Is it worth changing Ownership structure?

I need some advice...
My husband and I purchased our first IP last year.
I educated myself by reading books, going to seminars and visiting this forum.
When we purchased an IP, our mortgage broker advised to have a property ownership with 99% in my husband's name and 1% in my name. This, of course made sense because he earns close to 100k and I earn 20k and IP is negatively geared.
I recently got in touch with my lawyer and asked where does this arrangement show in our document, he said that the ownership is 50/50. He checked all his note from our meetings but he did not find any record of 99/1 arrangement:eek:
I looked at my email correspondence with my lawyer, but can't find any record of this either. I thought that I discussed this with him, but I don't really trust my memory to be honest(especially since having 2 children, my memory loss is significant...:(
I asked how much it would cost to change this and the reply was:
You are looking at stamp duty on the transfer of the 49% share $5300.00. There may also be some bank fees involved for the consent and production of title deed.

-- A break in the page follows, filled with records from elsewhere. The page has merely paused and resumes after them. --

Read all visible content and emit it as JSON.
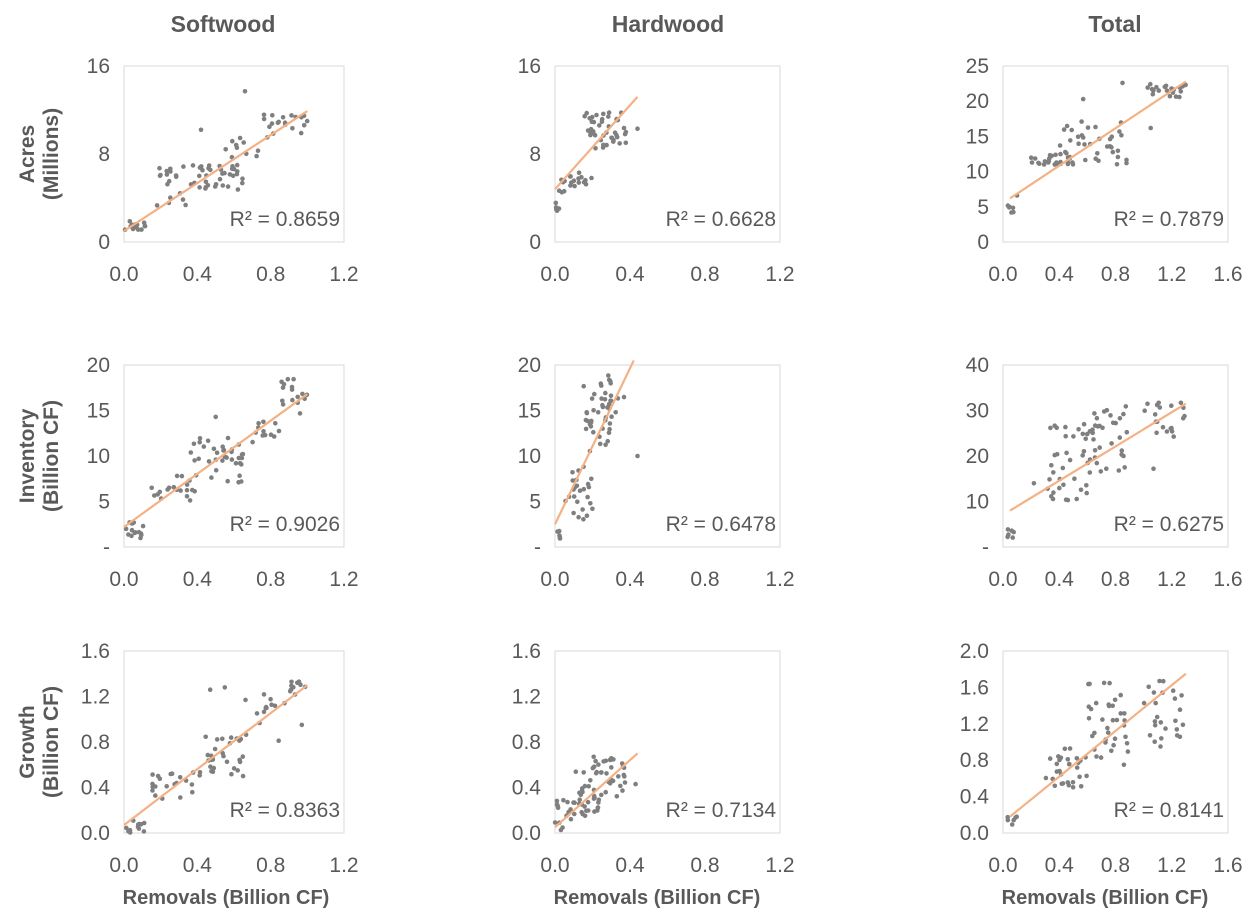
{
  "colors": {
    "points": "#7f7f7f",
    "trendline": "#f4b183",
    "text": "#595959",
    "frame": "#d9d9d9"
  },
  "chart_data": {
    "column_titles": [
      "Softwood",
      "Hardwood",
      "Total"
    ],
    "row_titles": [
      [
        "Acres",
        "(Millions)"
      ],
      [
        "Inventory",
        "(Billion CF)"
      ],
      [
        "Growth",
        "(Billion CF)"
      ]
    ],
    "x_axis_title": "Removals (Billion CF)",
    "panels": [
      {
        "id": "acres-softwood",
        "type": "scatter",
        "column": "Softwood",
        "row": "Acres",
        "r2": "R² = 0.8659",
        "xlim": [
          0,
          1.2
        ],
        "xticks": [
          "0.0",
          "0.4",
          "0.8",
          "1.2"
        ],
        "ylim": [
          0,
          16
        ],
        "yticks": [
          "0",
          "8",
          "16"
        ],
        "trendline": {
          "x": [
            0.0,
            1.0
          ],
          "y": [
            1.0,
            11.9
          ]
        },
        "clusters": [
          {
            "x": [
              0.0,
              0.12
            ],
            "y": [
              1.0,
              1.9
            ],
            "n": 14
          },
          {
            "x": [
              0.18,
              0.35
            ],
            "y": [
              3.0,
              7.0
            ],
            "n": 18
          },
          {
            "x": [
              0.35,
              0.65
            ],
            "y": [
              4.5,
              7.0
            ],
            "n": 34
          },
          {
            "x": [
              0.55,
              0.75
            ],
            "y": [
              6.0,
              9.5
            ],
            "n": 12
          },
          {
            "x": [
              0.75,
              1.0
            ],
            "y": [
              9.5,
              11.8
            ],
            "n": 20
          }
        ],
        "outliers": [
          {
            "x": 0.66,
            "y": 13.7
          },
          {
            "x": 0.42,
            "y": 10.2
          }
        ]
      },
      {
        "id": "acres-hardwood",
        "type": "scatter",
        "column": "Hardwood",
        "row": "Acres",
        "r2": "R² = 0.6628",
        "xlim": [
          0,
          1.2
        ],
        "xticks": [
          "0.0",
          "0.4",
          "0.8",
          "1.2"
        ],
        "ylim": [
          0,
          16
        ],
        "yticks": [
          "0",
          "8",
          "16"
        ],
        "trendline": {
          "x": [
            0.0,
            0.44
          ],
          "y": [
            4.8,
            13.2
          ]
        },
        "clusters": [
          {
            "x": [
              0.0,
              0.03
            ],
            "y": [
              2.8,
              3.8
            ],
            "n": 5
          },
          {
            "x": [
              0.02,
              0.1
            ],
            "y": [
              4.5,
              6.0
            ],
            "n": 8
          },
          {
            "x": [
              0.08,
              0.2
            ],
            "y": [
              5.0,
              6.5
            ],
            "n": 12
          },
          {
            "x": [
              0.15,
              0.4
            ],
            "y": [
              8.5,
              11.8
            ],
            "n": 45
          }
        ],
        "outliers": [
          {
            "x": 0.44,
            "y": 10.3
          }
        ]
      },
      {
        "id": "acres-total",
        "type": "scatter",
        "column": "Total",
        "row": "Acres",
        "r2": "R² = 0.7879",
        "xlim": [
          0,
          1.6
        ],
        "xticks": [
          "0.0",
          "0.4",
          "0.8",
          "1.2",
          "1.6"
        ],
        "ylim": [
          0,
          25
        ],
        "yticks": [
          "0",
          "5",
          "10",
          "15",
          "20",
          "25"
        ],
        "trendline": {
          "x": [
            0.05,
            1.3
          ],
          "y": [
            6.2,
            22.8
          ]
        },
        "clusters": [
          {
            "x": [
              0.03,
              0.08
            ],
            "y": [
              3.8,
              5.2
            ],
            "n": 6
          },
          {
            "x": [
              0.2,
              0.5
            ],
            "y": [
              11.0,
              12.5
            ],
            "n": 22
          },
          {
            "x": [
              0.4,
              0.9
            ],
            "y": [
              11.0,
              17.5
            ],
            "n": 40
          },
          {
            "x": [
              1.0,
              1.3
            ],
            "y": [
              20.5,
              22.5
            ],
            "n": 22
          }
        ],
        "outliers": [
          {
            "x": 0.57,
            "y": 20.3
          },
          {
            "x": 0.85,
            "y": 22.6
          },
          {
            "x": 1.05,
            "y": 16.2
          },
          {
            "x": 0.1,
            "y": 6.6
          }
        ]
      },
      {
        "id": "inventory-softwood",
        "type": "scatter",
        "column": "Softwood",
        "row": "Inventory",
        "r2": "R² = 0.9026",
        "xlim": [
          0,
          1.2
        ],
        "xticks": [
          "0.0",
          "0.4",
          "0.8",
          "1.2"
        ],
        "ylim": [
          0,
          20
        ],
        "yticks": [
          "-",
          "5",
          "10",
          "15",
          "20"
        ],
        "trendline": {
          "x": [
            0.0,
            1.0
          ],
          "y": [
            2.2,
            16.8
          ]
        },
        "clusters": [
          {
            "x": [
              0.0,
              0.12
            ],
            "y": [
              0.8,
              2.8
            ],
            "n": 14
          },
          {
            "x": [
              0.15,
              0.4
            ],
            "y": [
              5.0,
              8.0
            ],
            "n": 20
          },
          {
            "x": [
              0.35,
              0.65
            ],
            "y": [
              7.0,
              12.0
            ],
            "n": 35
          },
          {
            "x": [
              0.7,
              0.85
            ],
            "y": [
              11.0,
              14.0
            ],
            "n": 12
          },
          {
            "x": [
              0.85,
              1.0
            ],
            "y": [
              14.5,
              18.5
            ],
            "n": 16
          }
        ],
        "outliers": [
          {
            "x": 0.64,
            "y": 7.2
          },
          {
            "x": 0.5,
            "y": 14.3
          }
        ]
      },
      {
        "id": "inventory-hardwood",
        "type": "scatter",
        "column": "Hardwood",
        "row": "Inventory",
        "r2": "R² = 0.6478",
        "xlim": [
          0,
          1.2
        ],
        "xticks": [
          "0.0",
          "0.4",
          "0.8",
          "1.2"
        ],
        "ylim": [
          0,
          20
        ],
        "yticks": [
          "-",
          "5",
          "10",
          "15",
          "20"
        ],
        "trendline": {
          "x": [
            0.0,
            0.42
          ],
          "y": [
            2.5,
            20.5
          ]
        },
        "clusters": [
          {
            "x": [
              0.0,
              0.03
            ],
            "y": [
              0.8,
              2.5
            ],
            "n": 5
          },
          {
            "x": [
              0.05,
              0.2
            ],
            "y": [
              3.0,
              9.0
            ],
            "n": 25
          },
          {
            "x": [
              0.15,
              0.3
            ],
            "y": [
              10.5,
              19.5
            ],
            "n": 35
          },
          {
            "x": [
              0.25,
              0.4
            ],
            "y": [
              12.0,
              17.0
            ],
            "n": 12
          }
        ],
        "outliers": [
          {
            "x": 0.44,
            "y": 10.0
          }
        ]
      },
      {
        "id": "inventory-total",
        "type": "scatter",
        "column": "Total",
        "row": "Inventory",
        "r2": "R² = 0.6275",
        "xlim": [
          0,
          1.6
        ],
        "xticks": [
          "0.0",
          "0.4",
          "0.8",
          "1.2",
          "1.6"
        ],
        "ylim": [
          0,
          40
        ],
        "yticks": [
          "-",
          "10",
          "20",
          "30",
          "40"
        ],
        "trendline": {
          "x": [
            0.05,
            1.3
          ],
          "y": [
            8.0,
            31.5
          ]
        },
        "clusters": [
          {
            "x": [
              0.03,
              0.08
            ],
            "y": [
              2.0,
              4.0
            ],
            "n": 6
          },
          {
            "x": [
              0.3,
              0.6
            ],
            "y": [
              10.0,
              27.0
            ],
            "n": 35
          },
          {
            "x": [
              0.6,
              0.9
            ],
            "y": [
              16.0,
              31.0
            ],
            "n": 35
          },
          {
            "x": [
              1.0,
              1.3
            ],
            "y": [
              24.0,
              32.0
            ],
            "n": 20
          }
        ],
        "outliers": [
          {
            "x": 1.07,
            "y": 17.2
          },
          {
            "x": 0.22,
            "y": 14.0
          }
        ]
      },
      {
        "id": "growth-softwood",
        "type": "scatter",
        "column": "Softwood",
        "row": "Growth",
        "r2": "R² = 0.8363",
        "xlim": [
          0,
          1.2
        ],
        "xticks": [
          "0.0",
          "0.4",
          "0.8",
          "1.2"
        ],
        "ylim": [
          0,
          1.6
        ],
        "yticks": [
          "0.0",
          "0.4",
          "0.8",
          "1.2",
          "1.6"
        ],
        "trendline": {
          "x": [
            0.0,
            1.0
          ],
          "y": [
            0.07,
            1.3
          ]
        },
        "clusters": [
          {
            "x": [
              0.0,
              0.12
            ],
            "y": [
              0.0,
              0.12
            ],
            "n": 12
          },
          {
            "x": [
              0.15,
              0.4
            ],
            "y": [
              0.3,
              0.55
            ],
            "n": 20
          },
          {
            "x": [
              0.4,
              0.65
            ],
            "y": [
              0.5,
              0.85
            ],
            "n": 30
          },
          {
            "x": [
              0.65,
              0.9
            ],
            "y": [
              0.8,
              1.25
            ],
            "n": 14
          },
          {
            "x": [
              0.9,
              1.0
            ],
            "y": [
              1.2,
              1.33
            ],
            "n": 10
          }
        ],
        "outliers": [
          {
            "x": 0.47,
            "y": 1.26
          },
          {
            "x": 0.55,
            "y": 1.28
          },
          {
            "x": 0.97,
            "y": 0.95
          },
          {
            "x": 0.62,
            "y": 0.55
          }
        ]
      },
      {
        "id": "growth-hardwood",
        "type": "scatter",
        "column": "Hardwood",
        "row": "Growth",
        "r2": "R² = 0.7134",
        "xlim": [
          0,
          1.2
        ],
        "xticks": [
          "0.0",
          "0.4",
          "0.8",
          "1.2"
        ],
        "ylim": [
          0,
          1.6
        ],
        "yticks": [
          "0.0",
          "0.4",
          "0.8",
          "1.2",
          "1.6"
        ],
        "trendline": {
          "x": [
            0.0,
            0.44
          ],
          "y": [
            0.05,
            0.7
          ]
        },
        "clusters": [
          {
            "x": [
              0.0,
              0.1
            ],
            "y": [
              0.02,
              0.3
            ],
            "n": 15
          },
          {
            "x": [
              0.1,
              0.25
            ],
            "y": [
              0.15,
              0.55
            ],
            "n": 35
          },
          {
            "x": [
              0.2,
              0.38
            ],
            "y": [
              0.3,
              0.67
            ],
            "n": 30
          }
        ],
        "outliers": [
          {
            "x": 0.43,
            "y": 0.43
          }
        ]
      },
      {
        "id": "growth-total",
        "type": "scatter",
        "column": "Total",
        "row": "Growth",
        "r2": "R² = 0.8141",
        "xlim": [
          0,
          1.6
        ],
        "xticks": [
          "0.0",
          "0.4",
          "0.8",
          "1.2",
          "1.6"
        ],
        "ylim": [
          0,
          2.0
        ],
        "yticks": [
          "0.0",
          "0.4",
          "0.8",
          "1.2",
          "1.6",
          "2.0"
        ],
        "trendline": {
          "x": [
            0.05,
            1.3
          ],
          "y": [
            0.18,
            1.75
          ]
        },
        "clusters": [
          {
            "x": [
              0.03,
              0.1
            ],
            "y": [
              0.08,
              0.2
            ],
            "n": 6
          },
          {
            "x": [
              0.3,
              0.6
            ],
            "y": [
              0.5,
              0.95
            ],
            "n": 30
          },
          {
            "x": [
              0.6,
              0.9
            ],
            "y": [
              0.8,
              1.65
            ],
            "n": 35
          },
          {
            "x": [
              1.0,
              1.3
            ],
            "y": [
              1.0,
              1.72
            ],
            "n": 24
          }
        ],
        "outliers": [
          {
            "x": 0.86,
            "y": 0.75
          },
          {
            "x": 1.12,
            "y": 0.95
          }
        ]
      }
    ]
  }
}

If the ownership was 99/1, the IP would have been costing us $70 per wk. Now it is going to be $100 per wk. (I use PIA software)

Firstly, is there any way to somehow fix this without any significant cost?
and secondly, is it worth changing the ownership considering that we would like to hold this property indefinitely?

I am so very devastated by this mistake...but it is a lesson for us not to make the same mistake again for the next Property investment purchase.

Appreciate any comment.
Thank you
 
You can "sell" a portion to your husband so that he ends up with 99% and you on 1% as you originally planned. This may create a CGT event & certainly SD has to be paid.

Before you embark on any of that however, consider what may happen in the future:
1. You may go back to paid employment and be earning in the same tax bracket as your husband, in which case 50/50 is fine.
2. Fast foward a couple more years. Now the property has had some rent increases and is no longer negatively geared. The additional income is now (if 99% husband) being taxed at the highest rate possible. This is not good. This is when (if you are not working) you want the property to be 99% yours (the lowest tax payer).

So, there are other considerations. Discuss with your accountant before doing anything.
 
I always see reason 2 quoted, and it seems like a reasonable proposition until you consider that most smart property investors will go on to purchase additional properties. These subsequent purchases will most likely start out negatively geared and have other deductions available like depreciation. So, even if IP 1 does go positive, it is highly likely to be offset by the deductions in IP 2, 3, 4 etc etc.

Mind you, I don't think this is a good reason for you to change ownership structure. If it was me, I would leave it the way things are as long as I can manage the cashflow. For your next purchase look at changing the balance with a larger proportion with your husband. In my case, it is 100% me. We have no intention of my wife going back to work. To the contrary, the goal is for me no to have to work as well! With +vely geared properties bringing in income and me not working, the tax becomes a much smaller problem. At some point in the distant future I will be paying alot of tax due to rent, but I am prepared to wear this and deal with it through effective channels. Frankly, if I am earning so much money from rent that I am paying the top tax rate, bring it on. I will be complaining about my tax bill whilst sitting back at the beach in Maui. Poor me!
 
Thank you

Thank you Propertunity and emptyvessel.
Now I don't feel as bad as I did. We will definitely talk to our accountant and seek advice. We can manage cashflow with 50/50. I will not be working full time for a while (maybe never) and even if I work a bit more, my wage will not get as high as my husband's. IP may stay negative for a long time, so I do feel that we need to look at the options in terms of ownership. But I can also see a point that emptyvessel made about adding more IPs will make this insignificant.

When you purchase an IP, it is nothing like just reading a book or magazine. It is talked about a lot in this forum too, but you learn a lot from the real life experience. Sometime I feel overloaded with information, and sometime feel like I know a lot. And then I feel like I am lost.

Thanks again for your comments. These comments helped me to step back and look at the big picture:)
 
S,

There is provision in the Duties Act to fix a mistake without stamp duty applying, see s65(14)
http://www.austlii.edu.au/au/legis/nsw/consol_act/da199793/s65.html

But in this case I don't think this is the sort of error that the section would apply for. You simply forgot to mark it on the contract of sale at purchase.

If only you had used a unit trust structure as mentioned by Chris Batten in another thread here. You would have ended up with the same ownership results, same land tax, same interest deductibility etc, but you would have been able to transfer the units to each other without stamp duty.
 
Thank you, Terryw.
I wonder if I should e-mail your link to my lawyer and ask about it.
I suppose we got nothing to lose. So I will do that and see what he says.